Like many parents, I relied too heavily on the materials, and then began to realize I was excluding God. I actually had the thought, when faced with situations, "I don't need to pray over this, I already know the answer." That is so faulty! I immersed myself to the point that I read very few other parenting materials-what was the need, GKGW had it all! I even remember a few occasions having the thought, "why would I need to measure GKGW against the Bible, the Bible's in there!" And instead of checking the context of each passage to see if scripture was handled correctly (often not the case, sadly), I took the book's word for it. As I write this, I can't even believe I thought that!! It's really dangerous to be that narrow-minded concerning what one man thinks and how one man views parenting, God, and the Bible.

One mom told me, "That's one of the reasons that I liked the Ezzo's teachings, they are all neatly packaged and I didn't have to do the work of sorting out all the different philosophies out there. Now I'm realizing that I wasn't really being a thinking parent by taking that approach."

Many moms I talked with thought they could only seek out guidance from someone doing GKGW, which really limits their opportunities. Also, a frequent question I received as a contact mom was over the concern of letting children play with Christian but non-GKGW-raised children. Again, fear was the motivator-what bad habits would their children pick up from these other children?

In summary, when I finally was willing to look into things, I was overwhelmed by the number of churches, theologians, organizations, and individuals who brought forward the very concerns and conclusions I had finally come to. I say that not say it will happen to you, but just as a caution to remember to rely on God and evaluate everything through him, and by all means "Test everything, hold onto what is good." (1 Thes. 5:21)

If you have used GKGW and are feeling discouraged over mistakes you've made, let me encourage you, it's not too late. God can and will work in your life and in your children's lives.

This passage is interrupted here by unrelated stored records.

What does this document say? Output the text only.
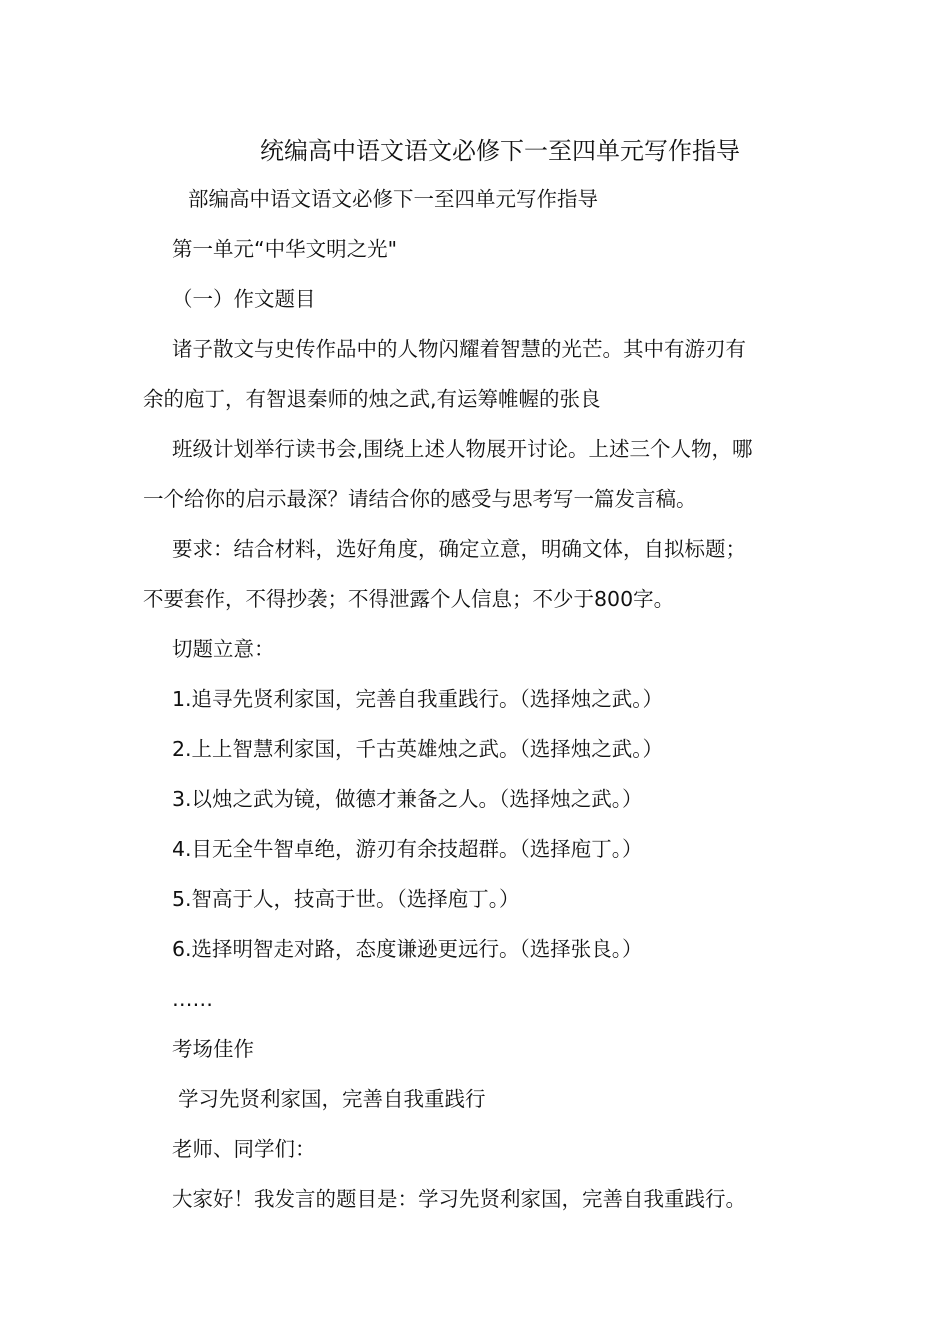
统编高中语文语文必修下一至四单元写作指导
部编高中语文语文必修下一至四单元写作指导
第一单元“中华文明之光"
（一）作文题目
诸子散文与史传作品中的人物闪耀着智慧的光芒。其中有游刃有
余的庖丁，有智退秦师的烛之武,有运筹帷幄的张良
班级计划举行读书会,围绕上述人物展开讨论。上述三个人物，哪
一个给你的启示最深？请结合你的感受与思考写一篇发言稿。
要求：结合材料，选好角度，确定立意，明确文体，自拟标题；
不要套作，不得抄袭；不得泄露个人信息；不少于800字。
切题立意：
1.追寻先贤利家国，完善自我重践行。（选择烛之武。）
2.上上智慧利家国，千古英雄烛之武。（选择烛之武。）
3.以烛之武为镜，做德才兼备之人。（选择烛之武。）
4.目无全牛智卓绝，游刃有余技超群。（选择庖丁。）
5.智高于人，技高于世。（选择庖丁。）
6.选择明智走对路，态度谦逊更远行。（选择张良。）
……
考场佳作
学习先贤利家国，完善自我重践行
老师、同学们：
大家好！我发言的题目是：学习先贤利家国，完善自我重践行。
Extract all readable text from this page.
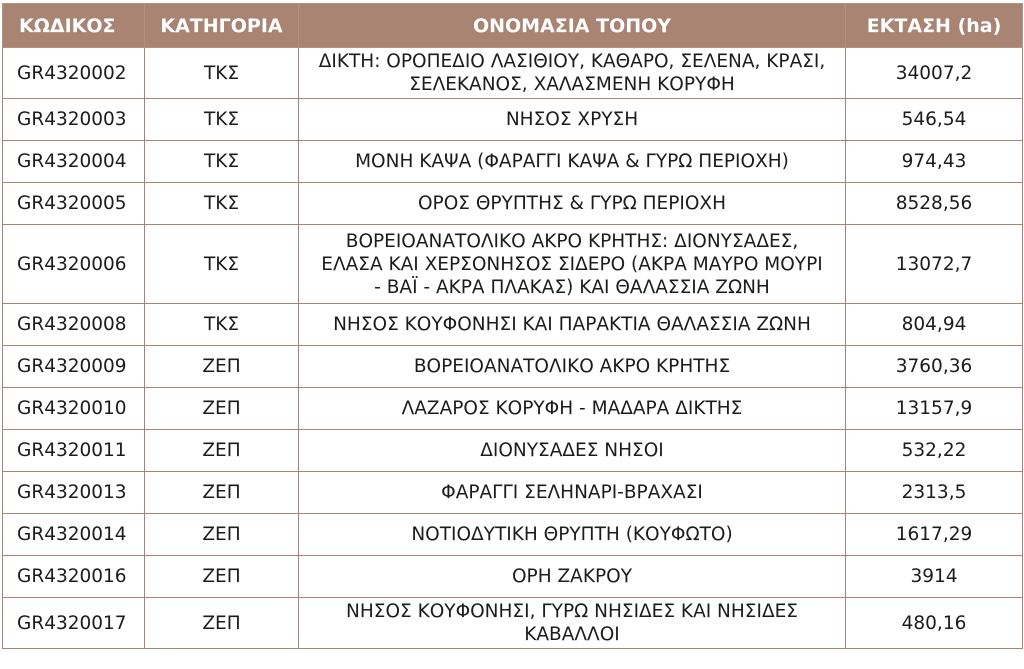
ΚΩΔΙΚΟΣ	ΚΑΤΗΓΟΡΙΑ	ΟΝΟΜΑΣΙΑ ΤΟΠΟΥ	ΕΚΤΑΣΗ (ha)
GR4320002	ΤΚΣ	ΔΙΚΤΗ: ΟΡΟΠΕΔΙΟ ΛΑΣΙΘΙΟΥ, ΚΑΘΑΡΟ, ΣΕΛΕΝΑ, ΚΡΑΣΙ, ΣΕΛΕΚΑΝΟΣ, ΧΑΛΑΣΜΕΝΗ ΚΟΡΥΦΗ	34007,2
GR4320003	ΤΚΣ	ΝΗΣΟΣ ΧΡΥΣΗ	546,54
GR4320004	ΤΚΣ	ΜΟΝΗ ΚΑΨΑ (ΦΑΡΑΓΓΙ ΚΑΨΑ & ΓΥΡΩ ΠΕΡΙΟΧΗ)	974,43
GR4320005	ΤΚΣ	ΟΡΟΣ ΘΡΥΠΤΗΣ & ΓΥΡΩ ΠΕΡΙΟΧΗ	8528,56
GR4320006	ΤΚΣ	ΒΟΡΕΙΟΑΝΑΤΟΛΙΚΟ ΑΚΡΟ ΚΡΗΤΗΣ: ΔΙΟΝΥΣΑΔΕΣ, ΕΛΑΣΑ ΚΑΙ ΧΕΡΣΟΝΗΣΟΣ ΣΙΔΕΡΟ (ΑΚΡΑ ΜΑΥΡΟ ΜΟΥΡΙ - ΒΑΪ - ΑΚΡΑ ΠΛΑΚΑΣ) ΚΑΙ ΘΑΛΑΣΣΙΑ ΖΩΝΗ	13072,7
GR4320008	ΤΚΣ	ΝΗΣΟΣ ΚΟΥΦΟΝΗΣΙ ΚΑΙ ΠΑΡΑΚΤΙΑ ΘΑΛΑΣΣΙΑ ΖΩΝΗ	804,94
GR4320009	ΖΕΠ	ΒΟΡΕΙΟΑΝΑΤΟΛΙΚΟ ΑΚΡΟ ΚΡΗΤΗΣ	3760,36
GR4320010	ΖΕΠ	ΛΑΖΑΡΟΣ ΚΟΡΥΦΗ - ΜΑΔΑΡΑ ΔΙΚΤΗΣ	13157,9
GR4320011	ΖΕΠ	ΔΙΟΝΥΣΑΔΕΣ ΝΗΣΟΙ	532,22
GR4320013	ΖΕΠ	ΦΑΡΑΓΓΙ ΣΕΛΗΝΑΡΙ-ΒΡΑΧΑΣΙ	2313,5
GR4320014	ΖΕΠ	ΝΟΤΙΟΔΥΤΙΚΗ ΘΡΥΠΤΗ (ΚΟΥΦΩΤΟ)	1617,29
GR4320016	ΖΕΠ	ΟΡΗ ΖΑΚΡΟΥ	3914
GR4320017	ΖΕΠ	ΝΗΣΟΣ ΚΟΥΦΟΝΗΣΙ, ΓΥΡΩ ΝΗΣΙΔΕΣ ΚΑΙ ΝΗΣΙΔΕΣ ΚΑΒΑΛΛΟΙ	480,16
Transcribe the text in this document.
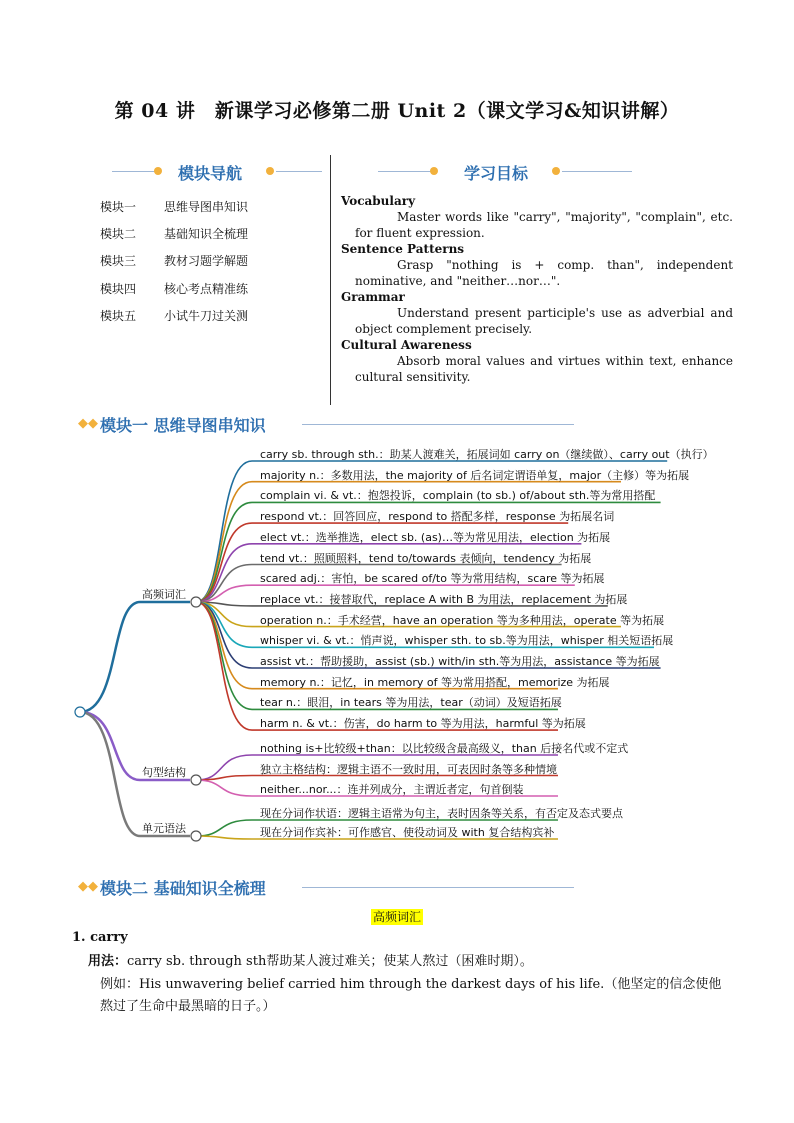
第 04 讲　新课学习必修第二册 Unit 2（课文学习&知识讲解）
模块导航
模块一 思维导图串知识
模块二 基础知识全梳理
模块三 教材习题学解题
模块四 核心考点精准练
模块五 小试牛刀过关测
学习目标
Vocabulary
Master words like "carry", "majority", "complain", etc. for fluent expression.
Sentence Patterns
Grasp "nothing is + comp. than", independent nominative, and "neither…nor…".
Grammar
Understand present participle's use as adverbial and object complement precisely.
Cultural Awareness
Absorb moral values and virtues within text, enhance cultural sensitivity.
◆◆ 模块一 思维导图串知识
高频词汇
carry sb. through sth.：助某人渡难关，拓展词如 carry on（继续做）、carry out（执行）
majority n.：多数用法，the majority of 后名词定谓语单复，major（主修）等为拓展
complain vi. & vt.：抱怨投诉，complain (to sb.) of/about sth.等为常用搭配
respond vt.：回答回应，respond to 搭配多样，response 为拓展名词
elect vt.：选举推选，elect sb. (as)…等为常见用法，election 为拓展
tend vt.：照顾照料，tend to/towards 表倾向，tendency 为拓展
scared adj.：害怕，be scared of/to 等为常用结构，scare 等为拓展
replace vt.：接替取代，replace A with B 为用法，replacement 为拓展
operation n.：手术经营，have an operation 等为多种用法，operate 等为拓展
whisper vi. & vt.：悄声说，whisper sth. to sb.等为用法，whisper 相关短语拓展
assist vt.：帮助援助，assist (sb.) with/in sth.等为用法，assistance 等为拓展
memory n.：记忆，in memory of 等为常用搭配，memorize 为拓展
tear n.：眼泪，in tears 等为用法，tear（动词）及短语拓展
harm n. & vt.：伤害，do harm to 等为用法，harmful 等为拓展
句型结构
nothing is+比较级+than：以比较级含最高级义，than 后接名代或不定式
独立主格结构：逻辑主语不一致时用，可表因时条等多种情境
neither...nor...：连并列成分，主谓近者定，句首倒装
单元语法
现在分词作状语：逻辑主语常为句主，表时因条等关系，有否定及态式要点
现在分词作宾补：可作感官、使役动词及 with 复合结构宾补
◆◆ 模块二 基础知识全梳理
高频词汇
1. carry
用法：carry sb. through sth帮助某人渡过难关；使某人熬过（困难时期）。
例如：His unwavering belief carried him through the darkest days of his life.（他坚定的信念使他熬过了生命中最黑暗的日子。）
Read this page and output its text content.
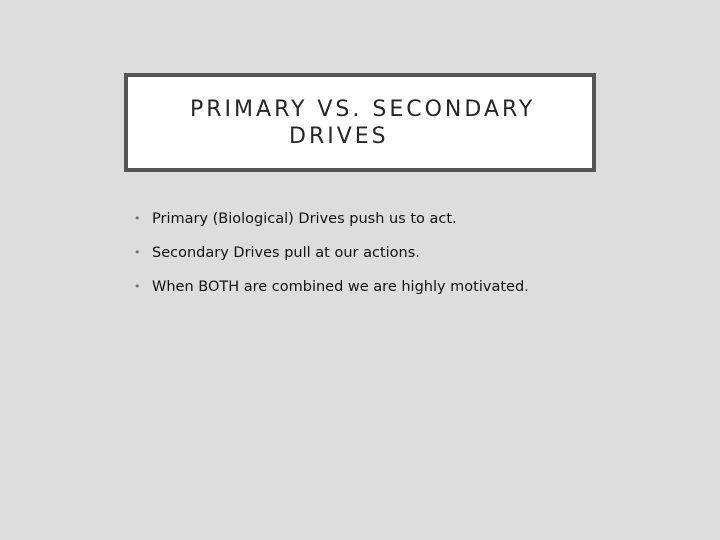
PRIMARY VS. SECONDARY
DRIVES
• Primary (Biological) Drives push us to act.
• Secondary Drives pull at our actions.
• When BOTH are combined we are highly motivated.
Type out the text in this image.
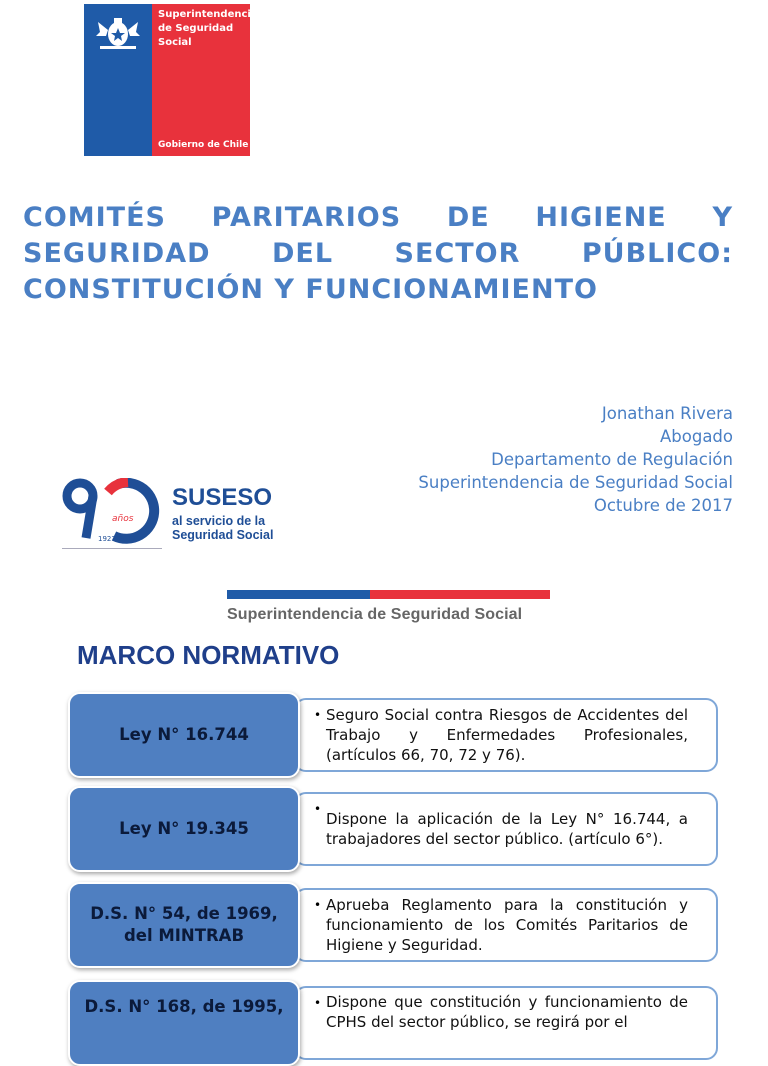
Superintendencia de Seguridad Social
Gobierno de Chile
COMITÉS PARITARIOS DE HIGIENE Y SEGURIDAD DEL SECTOR PÚBLICO: CONSTITUCIÓN Y FUNCIONAMIENTO
Jonathan Rivera
Abogado
Departamento de Regulación
Superintendencia de Seguridad Social
Octubre de 2017
años
1927-2017
SUSESO
al servicio de la
Seguridad Social
Superintendencia de Seguridad Social
MARCO NORMATIVO
Ley N° 16.744
• Seguro Social contra Riesgos de Accidentes del Trabajo y Enfermedades Profesionales, (artículos 66, 70, 72 y 76).
Ley N° 19.345
•
Dispone la aplicación de la Ley N° 16.744, a trabajadores del sector público. (artículo 6°).
D.S. N° 54, de 1969, del MINTRAB
• Aprueba Reglamento para la constitución y funcionamiento de los Comités Paritarios de Higiene y Seguridad.
D.S. N° 168, de 1995,	• Dispone que constitución y funcionamiento de CPHS del sector público, se regirá por el
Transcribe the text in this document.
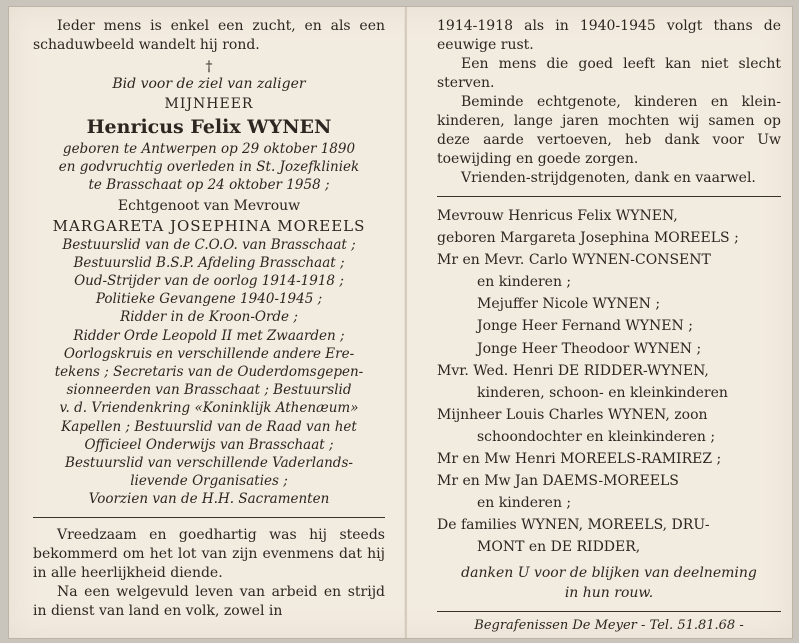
Ieder mens is enkel een zucht, en als een schaduwbeeld wandelt hij rond.

†
Bid voor de ziel van zaliger
MIJNHEER
Henricus Felix WYNEN
geboren te Antwerpen op 29 oktober 1890
en godvruchtig overleden in St. Jozefkliniek
te Brasschaat op 24 oktober 1958 ;
Echtgenoot van Mevrouw
MARGARETA JOSEPHINA MOREELS
Bestuurslid van de C.O.O. van Brasschaat ;
Bestuurslid B.S.P. Afdeling Brasschaat ;
Oud-Strijder van de oorlog 1914-1918 ;
Politieke Gevangene 1940-1945 ;
Ridder in de Kroon-Orde ;
Ridder Orde Leopold II met Zwaarden ;
Oorlogskruis en verschillende andere Ere-
tekens ; Secretaris van de Ouderdomsgepen-
sionneerden van Brasschaat ; Bestuurslid
v. d. Vriendenkring «Koninklijk Athenæum»
Kapellen ; Bestuurslid van de Raad van het
Officieel Onderwijs van Brasschaat ;
Bestuurslid van verschillende Vaderlands-
lievende Organisaties ;
Voorzien van de H.H. Sacramenten

Vreedzaam en goedhartig was hij steeds bekommerd om het lot van zijn evenmens dat hij in alle heerlijkheid diende.

Na een welgevuld leven van arbeid en strijd in dienst van land en volk, zowel in

1914-1918 als in 1940-1945 volgt thans de eeuwige rust.

Een mens die goed leeft kan niet slecht sterven.

Beminde echtgenote, kinderen en klein-kinderen, lange jaren mochten wij samen op deze aarde vertoeven, heb dank voor Uw toewijding en goede zorgen.

Vrienden-strijdgenoten, dank en vaarwel.

Mevrouw Henricus Felix WYNEN,
geboren Margareta Josephina MOREELS ;
Mr en Mevr. Carlo WYNEN-CONSENT
en kinderen ;
Mejuffer Nicole WYNEN ;
Jonge Heer Fernand WYNEN ;
Jonge Heer Theodoor WYNEN ;
Mvr. Wed. Henri DE RIDDER-WYNEN,
kinderen, schoon- en kleinkinderen
Mijnheer Louis Charles WYNEN, zoon
schoondochter en kleinkinderen ;
Mr en Mw Henri MOREELS-RAMIREZ ;
Mr en Mw Jan DAEMS-MOREELS
en kinderen ;
De families WYNEN, MOREELS, DRU-
MONT en DE RIDDER,
danken U voor de blijken van deelneming
in hun rouw.
Begrafenissen De Meyer - Tel. 51.81.68 -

You can rebuild your relationship with your children if it's been damaged. Pray, search the scriptures, put the parenting books aside for awhile, and seek the Lord. Most of all, seek how you can show grace to your children. One mom wrote to me, "Think about how often your own motivation to submit to the Lord or others comes from a pure heart. How often do your motivations and expectations for your children come from a pure heart?"

Remembering these questions can help us be our children's allies in their struggle to follow God, rather than parents who dogmatically follow formulas. Please know that I am not saying all parents who use GKGW are dogmatic or follow formulas. I just know many that fell into that trap as I did. And while the law shows us our need for Christ, it has no power to change us. In fact, Paul lays out quite clearly in Romans 7 how the law encouraged him to sin more, much to his confusion. Titus 2:12 teaches that instead it is grace that teaches us to say no to ungodliness. I think if we are to truly have a significant role alongside God in reaching the hearts of our children, that we must come to understand that concept and how it fits into our parenting. By grace I do not mean permissiveness, but that would be another article! Love your children, train them, and pray over them always.